The Birds of Prey and Barbie actress has been attached to a more female-focused film in the fantasy-adventure franchise since 2020, but Robbie now says the pic is not moving forward at Disney.

"We had an idea and we were developing it for a while, ages ago, to have more of a female-led — not totally female-led, but just a different kind of story — which we thought would've been really cool, but I guess they don't want to do it," Robbie tells Vanity Fair in a new cover story.

A spokesperson for Disney did not immediately respond to EW's request for comment.

Screenwriter Christina Hodson, who worked on Birds of Prey, was set to write the new Pirates movie, EW had earlier confirmed. The idea wasn't to do a formal spin-off but rather a separate origin story with new characters. This would've been completely different than the long-in-development reboot of the franchise that was first reported back in 2019.

Margot Robbie; PIRATES OF THE CARIBBEAN: DEAD MEN TELL NO TALES (2017) Jack Sparrow (Johnny Depp)
Margot Robbie; PIRATES OF THE CARIBBEAN: DEAD MEN TELL NO TALES (2017) Jack Sparrow (Johnny Depp)

Kate Green/Getty Images; Disney Margot Robbie's 'Pirates of the Caribbean' movie is not moving forward, she says.
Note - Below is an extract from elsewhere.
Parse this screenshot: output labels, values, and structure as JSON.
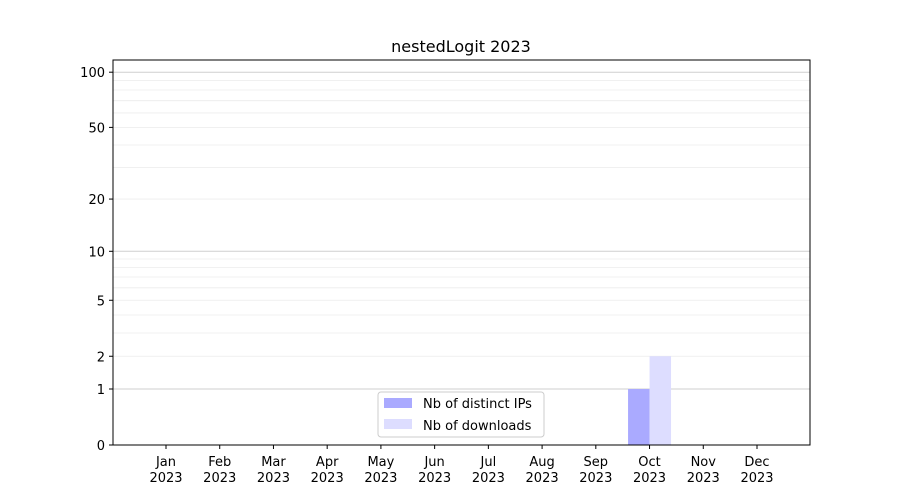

Orlando Bloom's Will Turner, Keira Knightley's Elizabeth Swann, and Johnny Depp's (Captain!) Jack Sparrow were the central focus of the first three movies — 2003's Pirates of the Caribbean, 2006's Pirates of the Caribbean: Dead Man's Chest, and 2007's Pirates of the Caribbean: At World's End.

Depp returned with Geoffrey Rush's Hector Barbossa for 2011's Pirates of the Caribbean: On Stranger Tides, which added Penélope Cruz's Angelica and Ian McShane's Edward Teach. In 2017, Pirates of the Caribbean: Dead Men Tell No Tales reunited Bloom and Knightley while introducing even more new characters.

The future of the franchise is unclear at this point. During the defamation trial between Depp and ex-wife Amber Heard, Depp testified that Disney cut ties with him after Heard published her 2018 Washington Post op-ed in which she described herself as a victim of domestic abuse, though she didn't mention Depp by name.

Depp denies Heard's allegations of abuse. A jury sided with the actor in the defamation trial, determining that Heard intentionally and maliciously defamed him with the op-ed. Heard won a counterclaim that stated Depp defamed her through his lawyer by calling her abuse accusations a "hoax" in the press, insinuating that her friends had set up Depp.